There ever have been such, there are many now, and there will be to the end. The supply of deceivers is sure to be maintained, since the text tells us that all the ways of a man are clean in his own eyes; there is a propensity in human nature which leads men, even when they are most wrong, to judge themselves most right.

The text at the same time suggests the terrible conclusion to which all self-deception will certainly come, for the judgement of man concerning himself is not final, and there comes a day when the Lord who weigheth the spirits will reverse the verdict of a perjured conscience, and make the man to stand no longer in the false light which his conceit has thrown around him, but in the true light, in which all his fancied glory shall vanish as a dream.

Editor’s Comments

Spurgeon referred here to the crisis around Overend, Gurney and Company (‘the bankers’ bank), which had collapsed in 1866 through trading as disgracefully as we have seen on a vaster scale recently. The Bank of England refused to bail it out, leading to the collapse of over 200 other financial houses and companies.

C H Spurgeon’s reflection on parallel spiritual fraud applied to theological liberals and also to leading evangelical supporters of higher criticism, whose compromise would soon lead to disaster.

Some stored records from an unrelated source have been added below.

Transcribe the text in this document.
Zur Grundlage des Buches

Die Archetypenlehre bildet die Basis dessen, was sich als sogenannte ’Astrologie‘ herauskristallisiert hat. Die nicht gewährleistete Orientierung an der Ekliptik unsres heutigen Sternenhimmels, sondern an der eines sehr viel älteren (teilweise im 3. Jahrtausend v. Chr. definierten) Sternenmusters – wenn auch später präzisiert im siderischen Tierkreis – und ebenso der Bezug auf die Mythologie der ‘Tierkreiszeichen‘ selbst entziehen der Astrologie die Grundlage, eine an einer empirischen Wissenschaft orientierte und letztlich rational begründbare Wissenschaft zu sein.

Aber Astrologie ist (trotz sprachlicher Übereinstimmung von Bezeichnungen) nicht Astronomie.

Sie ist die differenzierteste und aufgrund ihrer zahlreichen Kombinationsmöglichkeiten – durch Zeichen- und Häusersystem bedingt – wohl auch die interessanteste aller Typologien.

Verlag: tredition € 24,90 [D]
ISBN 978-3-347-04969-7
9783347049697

History certainly repeats itself. The present financial troubles demonstrate the foolishness of atheism, with its belief that you can have morality without Christianity (militantly promoted by Richard Dawkins).

A parallel spiritual situation is the policy of many evangelical (and reformed) leaders who are building churches on a foundation of entertainment, contemporary worship and worldly lifestyles. The reputations of such churches (including reformed mega-churches in the USA) will collapse horribly in the coming years, just as the churches of the big names of nineteenth-century evangelical compromise collapsed to liberalism.